Metadata-Version: 2.1
Name: ezserialization
Version: 0.2.3
Summary: Simple, easy to use & transparent python objects serialization & deserialization.
Home-page: https://github.com/gMatas/ezserialization
License: MIT
Author: Matas Gumbinas
Author-email: matas.gumbinas@gmail.com
Requires-Python: >=3.10,<4.0
Classifier: License :: OSI Approved :: MIT License
Classifier: Programming Language :: Python :: 3
Classifier: Programming Language :: Python :: 3.10
Classifier: Programming Language :: Python :: 3.11
Classifier: Programming Language :: Python :: 3.12
Project-URL: Repository, https://github.com/gMatas/ezserialization
Description-Content-Type: text/markdown

# EzSerialization

[![Ruff](https://img.shields.io/endpoint?url=https://raw.githubusercontent.com/astral-sh/ruff/main/assets/badge/v2.json)](https://github.com/astral-sh/ruff)
[![PyPI](https://img.shields.io/pypi/v/ezserialization?style=flat)](https://pypi.org/project/ezserialization)
[![License](https://img.shields.io/pypi/l/ezserialization?style=flat)](https://github.com/gMatas/ezserialization/blob/main/LICENSE)

**ezserialization** - Simple, easy to use & transparent python objects serialization & deserialization.

## About

EzSerialization is meant to be simple in features and usage. It follows these three ideas:

- **python dicts based**. This package only helps to serialize objects to dicts. 
  Converting them to JSON, XML, etc. is left to the user;
- **transparent serialization logic**. It does not have automatic `from_dict` & `to_dict` methods that convert class 
  instances of any kind to dicts. Implementing them is left to the end-user, thus being transparent with what actually 
  happens with the user data;

## Install

Simply install from PyPI via pip command:
```sh
pip install ezserialization
```

Or use Poetry:
```sh
poetry install
```

## Usage

To use this package:

- simply implement `Serializable` protocol for your classes by having defined `to_dict()` and 
  `from_dict()` methods;
- decorate your classes with `@serializable`.

During serialization, simply use your implemented `to_dict` method, and it will return 
your defined dict `{'some_value': 'wow', ...}` placed inside a wrapper 
dict `{'_type_': 'example.module.Example', 'some_value': 'wow', ...}`.
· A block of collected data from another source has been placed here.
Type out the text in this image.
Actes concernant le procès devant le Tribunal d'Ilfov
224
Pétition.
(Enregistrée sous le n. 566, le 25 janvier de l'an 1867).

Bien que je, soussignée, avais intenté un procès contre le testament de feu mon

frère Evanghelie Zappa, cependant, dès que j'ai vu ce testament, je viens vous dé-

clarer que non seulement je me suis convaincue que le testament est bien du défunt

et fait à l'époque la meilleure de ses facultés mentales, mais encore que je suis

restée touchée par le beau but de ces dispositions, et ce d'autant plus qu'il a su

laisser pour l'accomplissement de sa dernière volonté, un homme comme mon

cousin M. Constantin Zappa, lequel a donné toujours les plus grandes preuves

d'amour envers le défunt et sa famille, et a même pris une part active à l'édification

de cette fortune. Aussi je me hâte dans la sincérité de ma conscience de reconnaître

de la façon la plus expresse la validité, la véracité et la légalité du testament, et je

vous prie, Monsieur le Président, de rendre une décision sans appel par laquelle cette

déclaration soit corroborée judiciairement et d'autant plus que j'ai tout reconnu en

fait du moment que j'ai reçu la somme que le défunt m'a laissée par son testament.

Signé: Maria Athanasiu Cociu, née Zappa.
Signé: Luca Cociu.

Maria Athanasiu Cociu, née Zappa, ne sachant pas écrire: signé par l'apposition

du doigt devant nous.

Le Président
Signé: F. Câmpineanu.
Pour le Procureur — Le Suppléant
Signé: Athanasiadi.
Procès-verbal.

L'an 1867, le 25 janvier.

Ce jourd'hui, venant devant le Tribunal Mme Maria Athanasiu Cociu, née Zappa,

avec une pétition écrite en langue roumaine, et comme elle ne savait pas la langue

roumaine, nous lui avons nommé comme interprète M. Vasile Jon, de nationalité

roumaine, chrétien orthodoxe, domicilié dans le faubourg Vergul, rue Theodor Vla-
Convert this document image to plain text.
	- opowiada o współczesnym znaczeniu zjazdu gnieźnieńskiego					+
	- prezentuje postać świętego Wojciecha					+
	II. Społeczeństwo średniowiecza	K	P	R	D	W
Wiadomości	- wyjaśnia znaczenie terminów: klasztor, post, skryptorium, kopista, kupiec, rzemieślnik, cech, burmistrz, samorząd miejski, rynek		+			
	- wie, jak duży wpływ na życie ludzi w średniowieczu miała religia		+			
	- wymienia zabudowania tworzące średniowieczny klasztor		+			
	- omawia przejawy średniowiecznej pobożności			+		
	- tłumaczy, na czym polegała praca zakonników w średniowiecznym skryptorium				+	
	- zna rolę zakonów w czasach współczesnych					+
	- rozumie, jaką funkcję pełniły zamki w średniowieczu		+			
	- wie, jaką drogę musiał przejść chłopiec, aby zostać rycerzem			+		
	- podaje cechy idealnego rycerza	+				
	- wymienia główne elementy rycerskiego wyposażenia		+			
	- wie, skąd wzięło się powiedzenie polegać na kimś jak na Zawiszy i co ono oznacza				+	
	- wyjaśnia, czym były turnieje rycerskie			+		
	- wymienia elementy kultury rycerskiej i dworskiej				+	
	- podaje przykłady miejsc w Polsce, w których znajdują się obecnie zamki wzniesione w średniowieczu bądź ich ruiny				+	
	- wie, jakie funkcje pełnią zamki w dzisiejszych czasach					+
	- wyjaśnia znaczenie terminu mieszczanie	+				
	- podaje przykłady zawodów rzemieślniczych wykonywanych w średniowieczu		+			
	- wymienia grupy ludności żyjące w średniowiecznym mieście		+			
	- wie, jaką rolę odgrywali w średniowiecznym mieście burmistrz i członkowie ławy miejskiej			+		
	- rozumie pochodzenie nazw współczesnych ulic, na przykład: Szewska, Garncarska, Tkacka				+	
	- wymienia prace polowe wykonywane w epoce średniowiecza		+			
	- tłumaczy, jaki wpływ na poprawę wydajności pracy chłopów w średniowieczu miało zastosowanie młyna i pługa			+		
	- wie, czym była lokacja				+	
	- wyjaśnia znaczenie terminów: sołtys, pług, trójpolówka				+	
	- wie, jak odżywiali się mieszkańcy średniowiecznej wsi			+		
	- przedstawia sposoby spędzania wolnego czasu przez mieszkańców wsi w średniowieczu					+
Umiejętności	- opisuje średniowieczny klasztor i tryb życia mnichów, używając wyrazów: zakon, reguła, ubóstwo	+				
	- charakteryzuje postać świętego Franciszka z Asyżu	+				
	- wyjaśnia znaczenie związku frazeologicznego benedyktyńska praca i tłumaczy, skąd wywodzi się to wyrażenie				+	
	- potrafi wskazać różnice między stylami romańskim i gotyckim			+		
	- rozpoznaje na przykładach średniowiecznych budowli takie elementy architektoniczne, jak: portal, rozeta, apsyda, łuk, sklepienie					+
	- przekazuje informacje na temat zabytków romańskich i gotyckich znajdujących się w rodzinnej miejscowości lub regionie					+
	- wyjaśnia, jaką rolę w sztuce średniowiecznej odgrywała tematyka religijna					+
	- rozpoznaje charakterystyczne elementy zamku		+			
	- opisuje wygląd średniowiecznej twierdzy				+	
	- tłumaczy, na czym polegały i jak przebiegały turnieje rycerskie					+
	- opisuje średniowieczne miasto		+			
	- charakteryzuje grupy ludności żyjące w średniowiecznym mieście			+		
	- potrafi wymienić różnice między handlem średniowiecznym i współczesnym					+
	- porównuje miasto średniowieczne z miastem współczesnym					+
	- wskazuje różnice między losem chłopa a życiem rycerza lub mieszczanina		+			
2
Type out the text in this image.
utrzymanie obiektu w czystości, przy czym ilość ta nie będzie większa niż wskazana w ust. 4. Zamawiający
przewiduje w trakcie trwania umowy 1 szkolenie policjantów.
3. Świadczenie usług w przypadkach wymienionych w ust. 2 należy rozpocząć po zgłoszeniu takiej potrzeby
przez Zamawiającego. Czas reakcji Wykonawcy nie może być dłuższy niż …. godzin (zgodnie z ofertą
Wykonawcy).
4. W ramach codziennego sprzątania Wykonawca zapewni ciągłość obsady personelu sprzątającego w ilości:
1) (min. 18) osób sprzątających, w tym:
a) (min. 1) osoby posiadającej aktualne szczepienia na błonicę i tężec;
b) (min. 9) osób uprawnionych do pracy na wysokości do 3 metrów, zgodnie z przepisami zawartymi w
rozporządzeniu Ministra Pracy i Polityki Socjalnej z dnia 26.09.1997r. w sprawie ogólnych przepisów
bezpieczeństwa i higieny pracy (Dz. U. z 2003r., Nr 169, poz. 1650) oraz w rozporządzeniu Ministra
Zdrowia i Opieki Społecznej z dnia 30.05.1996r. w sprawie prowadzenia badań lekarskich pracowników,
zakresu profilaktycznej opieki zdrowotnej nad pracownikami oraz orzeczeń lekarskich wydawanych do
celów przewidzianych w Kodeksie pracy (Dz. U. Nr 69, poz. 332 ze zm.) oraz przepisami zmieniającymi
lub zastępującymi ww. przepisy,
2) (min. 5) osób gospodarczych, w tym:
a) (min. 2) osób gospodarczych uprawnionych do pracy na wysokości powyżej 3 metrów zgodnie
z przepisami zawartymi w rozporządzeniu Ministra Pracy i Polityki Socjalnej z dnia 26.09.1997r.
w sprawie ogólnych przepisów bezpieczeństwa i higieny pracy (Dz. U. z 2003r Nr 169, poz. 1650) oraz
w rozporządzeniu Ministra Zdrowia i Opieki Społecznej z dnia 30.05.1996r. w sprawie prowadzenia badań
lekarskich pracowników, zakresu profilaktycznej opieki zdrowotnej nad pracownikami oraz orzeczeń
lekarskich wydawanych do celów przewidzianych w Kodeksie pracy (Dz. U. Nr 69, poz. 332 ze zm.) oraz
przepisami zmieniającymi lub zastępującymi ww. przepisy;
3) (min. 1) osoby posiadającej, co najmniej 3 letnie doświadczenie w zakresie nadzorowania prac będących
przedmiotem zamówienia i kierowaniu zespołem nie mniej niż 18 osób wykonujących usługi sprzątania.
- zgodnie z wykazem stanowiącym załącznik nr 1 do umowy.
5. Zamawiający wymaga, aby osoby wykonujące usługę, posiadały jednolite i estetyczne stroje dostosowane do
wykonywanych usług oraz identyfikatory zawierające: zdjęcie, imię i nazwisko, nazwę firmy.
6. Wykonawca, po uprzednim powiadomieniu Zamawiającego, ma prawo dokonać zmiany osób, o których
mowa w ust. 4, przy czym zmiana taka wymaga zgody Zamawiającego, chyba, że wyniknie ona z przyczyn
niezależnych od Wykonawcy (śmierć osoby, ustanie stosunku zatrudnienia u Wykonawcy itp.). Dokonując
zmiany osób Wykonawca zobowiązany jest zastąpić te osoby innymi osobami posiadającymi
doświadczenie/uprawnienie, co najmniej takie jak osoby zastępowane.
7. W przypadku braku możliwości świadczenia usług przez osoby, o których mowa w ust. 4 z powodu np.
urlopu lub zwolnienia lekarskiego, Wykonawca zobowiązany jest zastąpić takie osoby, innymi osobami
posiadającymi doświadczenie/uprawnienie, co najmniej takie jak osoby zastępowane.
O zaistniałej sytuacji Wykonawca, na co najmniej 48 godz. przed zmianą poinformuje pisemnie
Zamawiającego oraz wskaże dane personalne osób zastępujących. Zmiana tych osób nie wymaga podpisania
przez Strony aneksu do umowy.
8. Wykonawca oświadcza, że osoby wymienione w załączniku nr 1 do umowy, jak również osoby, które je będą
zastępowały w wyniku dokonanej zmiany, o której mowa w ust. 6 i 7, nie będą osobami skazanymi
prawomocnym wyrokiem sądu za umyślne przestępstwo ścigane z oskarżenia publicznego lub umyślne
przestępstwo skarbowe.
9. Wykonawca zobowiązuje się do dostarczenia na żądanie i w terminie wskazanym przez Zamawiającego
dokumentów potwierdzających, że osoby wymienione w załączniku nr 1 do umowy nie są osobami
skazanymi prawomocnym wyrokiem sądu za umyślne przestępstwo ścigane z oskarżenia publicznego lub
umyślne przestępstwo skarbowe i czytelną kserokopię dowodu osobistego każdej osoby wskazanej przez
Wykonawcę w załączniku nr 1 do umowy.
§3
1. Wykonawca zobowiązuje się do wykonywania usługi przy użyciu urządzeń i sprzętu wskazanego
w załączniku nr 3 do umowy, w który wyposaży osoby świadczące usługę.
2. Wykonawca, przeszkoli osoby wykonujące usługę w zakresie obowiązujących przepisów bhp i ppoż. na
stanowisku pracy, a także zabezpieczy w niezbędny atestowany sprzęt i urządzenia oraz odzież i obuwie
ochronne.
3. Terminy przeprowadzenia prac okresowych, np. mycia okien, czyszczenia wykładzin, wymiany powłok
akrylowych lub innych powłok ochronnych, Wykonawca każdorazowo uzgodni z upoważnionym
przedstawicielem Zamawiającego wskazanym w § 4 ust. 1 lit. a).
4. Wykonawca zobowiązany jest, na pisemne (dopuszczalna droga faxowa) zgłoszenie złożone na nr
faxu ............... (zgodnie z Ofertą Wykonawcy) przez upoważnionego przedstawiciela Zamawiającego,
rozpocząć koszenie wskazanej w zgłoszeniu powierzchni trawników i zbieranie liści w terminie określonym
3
During de-serialization (via `deserialize()` method) the wrapped dict's `_type_` property will be removed and used 
to import `example.module` module dynamically. Finally, the found `Example` class' `from_dict` method will be used 
to create new object from the non-wrapped dict.

Here's an example:

```python
from pprint import pprint
from typing import Mapping
from ezserialization import serializable, deserialize

@serializable
class Example:
    def __init__(self, value: str):
        self.value = value

    def to_dict(self) -> dict:
        return {"some_value": self.value}

    @classmethod
    def from_dict(cls, src: Mapping):
        return cls(value=src["some_value"])


obj = Example("wow")
obj_dict = obj.to_dict()

pprint(obj_dict, indent=2)
# Output:
# {'_type_': '__main__.Example', 'some_values': 'wow'}

obj2 = deserialize(obj_dict)

print(obj.value == obj2.value)
# Output:
# True
```

## Configuration

Currently only a single option is available for customizing `ezserialization`:
- `ezserialization.TYPE_FIELD_NAME` - By default it is set to `_type_`, however if user's solution has `to_dict()` 
  methods that already contains such field, an alternative field name can be set to override the default one.